Denis Podalydès, Voix off, Mercure de France, coll. "Traits & Portraits", 2008.

> Présentation de l'éditeur

J’ai confié à ma voix le soin de me représenter tout entier. Pas même mes propres paroles. Les mots des autres me tiennent lieu de parfaite existence dans ce temps de la voix s’enregistrant, gravant, pour moi presque écrivant, où sans blesser quiconque, sans manquer à rien je n’y suis plus pour personne sinon pour ceux qui m’écoutent. Ils contribuent, par leur attention, leur protection silencieuse, à mieux me séparer des autres, et de moi. Je n’y suis plus pour personne. Je lis. La voix haute n’est pas si haute. Dans le medium. Je suis comme le bavard impénitent qui parle sauf que je lis, j’ai l’excuse de lire de merveilleuses pages de littérature, de la plus grande, je ne parle pas de moi, je ne bavarde pas, je transmets les beautés d’un style, je raconte une histoire, je fais vivre des personnages de papier, j’avance dans un récit, une forêt dans laquelle je taille ma route à coup d’accents, d’inflexions, de vitesses, de ralentissements, de changements de registre, de sons. Mais lisant, je sais que je parle, que c’est de moi dont il s’agit.

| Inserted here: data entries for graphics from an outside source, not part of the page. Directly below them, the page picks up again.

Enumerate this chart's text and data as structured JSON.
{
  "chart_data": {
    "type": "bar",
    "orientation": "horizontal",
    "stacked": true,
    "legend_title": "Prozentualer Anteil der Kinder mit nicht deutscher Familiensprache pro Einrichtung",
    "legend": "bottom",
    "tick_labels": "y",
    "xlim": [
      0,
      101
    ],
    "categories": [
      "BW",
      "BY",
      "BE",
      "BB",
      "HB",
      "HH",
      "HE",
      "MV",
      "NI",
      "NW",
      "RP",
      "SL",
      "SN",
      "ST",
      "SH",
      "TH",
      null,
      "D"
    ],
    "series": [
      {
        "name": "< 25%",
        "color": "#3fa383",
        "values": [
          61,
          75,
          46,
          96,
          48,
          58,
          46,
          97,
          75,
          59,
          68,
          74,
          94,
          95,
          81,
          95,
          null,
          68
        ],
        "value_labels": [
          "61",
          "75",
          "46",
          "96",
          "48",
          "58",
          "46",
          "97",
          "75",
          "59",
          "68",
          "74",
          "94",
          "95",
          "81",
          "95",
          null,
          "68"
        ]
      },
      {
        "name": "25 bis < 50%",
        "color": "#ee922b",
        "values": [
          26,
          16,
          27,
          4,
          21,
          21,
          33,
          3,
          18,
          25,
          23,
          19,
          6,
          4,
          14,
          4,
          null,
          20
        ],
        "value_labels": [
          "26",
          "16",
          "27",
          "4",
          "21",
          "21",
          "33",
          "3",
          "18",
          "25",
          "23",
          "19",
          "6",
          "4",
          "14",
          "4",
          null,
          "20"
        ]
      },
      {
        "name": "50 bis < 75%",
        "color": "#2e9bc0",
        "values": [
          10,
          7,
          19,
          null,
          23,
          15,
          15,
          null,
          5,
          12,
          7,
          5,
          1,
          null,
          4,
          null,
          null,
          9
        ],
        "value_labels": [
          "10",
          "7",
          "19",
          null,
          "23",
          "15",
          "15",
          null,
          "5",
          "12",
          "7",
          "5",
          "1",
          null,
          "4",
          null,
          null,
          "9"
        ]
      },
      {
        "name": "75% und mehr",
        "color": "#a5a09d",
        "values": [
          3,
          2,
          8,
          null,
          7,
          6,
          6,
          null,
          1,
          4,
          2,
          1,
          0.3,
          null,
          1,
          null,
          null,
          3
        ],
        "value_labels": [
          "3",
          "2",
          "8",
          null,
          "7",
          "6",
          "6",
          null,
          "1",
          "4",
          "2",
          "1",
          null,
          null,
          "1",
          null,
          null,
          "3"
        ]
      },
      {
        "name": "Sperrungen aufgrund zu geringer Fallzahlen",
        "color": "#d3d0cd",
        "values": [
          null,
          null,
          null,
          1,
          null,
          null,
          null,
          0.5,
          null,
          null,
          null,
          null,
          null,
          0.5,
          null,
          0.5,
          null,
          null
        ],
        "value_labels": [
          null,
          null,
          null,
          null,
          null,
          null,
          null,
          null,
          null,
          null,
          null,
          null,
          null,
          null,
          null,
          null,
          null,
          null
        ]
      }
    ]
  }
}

C'est en parcourant tous les territoires de la voix, la sienne et celle des autres, que Denis Podalydès trace ici un magnifique autoportrait à la fois drôle, vif et grave, à la manière de son jeu d'acteur. En effet, Denis Podalydès est aujourd'hui l'un des plus grands acteurs de théâtre mais il est aussi présent au cinéma et notamment dans les films de son frère Bruno Podalydès avec qui il a noué depuis l'enfance une relation privilégiée. Il est aussi metteur en scène et s'essaye à toutes les formes de création. Pas étonnant qu'il s'essaye à cet exercice de l'autoportrait. Ce livre sera aussi l'occasion pour lui qui est un si grand imitateur de voix, de revenir non seulement sur des voix aimées qui retracent l'histoire du théâtre mais encore sur l'histoire de sa génération, la voix de Pierre Mendès-France, de présentateurs de la radio ou de sa mère. Un livre-scène où tous les personnages déboulent, disparaissent et reviennent, se donnant la réplique, se questionnant, s'amusant, en sachant qu'ils sont à chaque fois un morceau de leur auteur. Dessins, croquis, photos viendront ponctuer ce voyage en « voix off ».

> Extrait
"Est-il, pour moi, lieu plus épargné, abri plus sûr, retraite plus paisible, qu'un studio d'enregistrement ? Enfermé de toutes parts, encapitonné, assis devant le seul micro, à voix haute — sans effort de projection, dans le médium —, deux ou trois heures durant, je lis les pages d'un livre. Le monde est alors celui de ce livre. Le monde est dans le livre. Le monde est le livre. Les vivants que je côtoie, les morts que je pleure, le temps qui passe, l'époque dont je suis le contemporain, l'histoire qui se déroule, l'air que je respire, sont ceux du livre. 
J'entre dans la lecture. Une fois passés tous les péages (installation, réglages, échauffements, même très modestes, erreurs de démarrage, premiers bafouillages, ajustement des yeux aux caractères d'imprimerie, assouplissement de la page, tenue du volume ouvert sur la tranche, mise en suspens de ma propre vie, de mes affects), rien ne me rappelle plus à l'autre monde que la faim, la soif, pour lesquelles sont prévus bouteilles et gâteaux, ou le terme fixé pour la fin de l'enregistrement.
Je n'y suis pour personne, sinon pour ceux qui m'écoutent, l'ingénieur du son, et le directeur artistique (ils vont souvent par deux). Leurs interventions, à mesure que la lecture progresse, se font plus rares. L'attention, la protection silencieuses dont ils m'entourent me séparent davantage du dehors, des autres, et de moi. Nacelle ou bathyscaphe, le réduit sans fenêtre où je m'enferme autorise une immersion ou une ascension totales. Nous descendons dans les profondeurs du livre, montons dans un ciel de langue. Je confie à la voix le soin de me représenter tout entier. Les mots écrits et lus me tiennent lieu de parfaite existence.
Discret, indirect, différé, antispectaculaire, cet exercice trouvera, plus tard, sa fin dans un disque. Ils seront peu nombreux pour l'écouter, bien sûr.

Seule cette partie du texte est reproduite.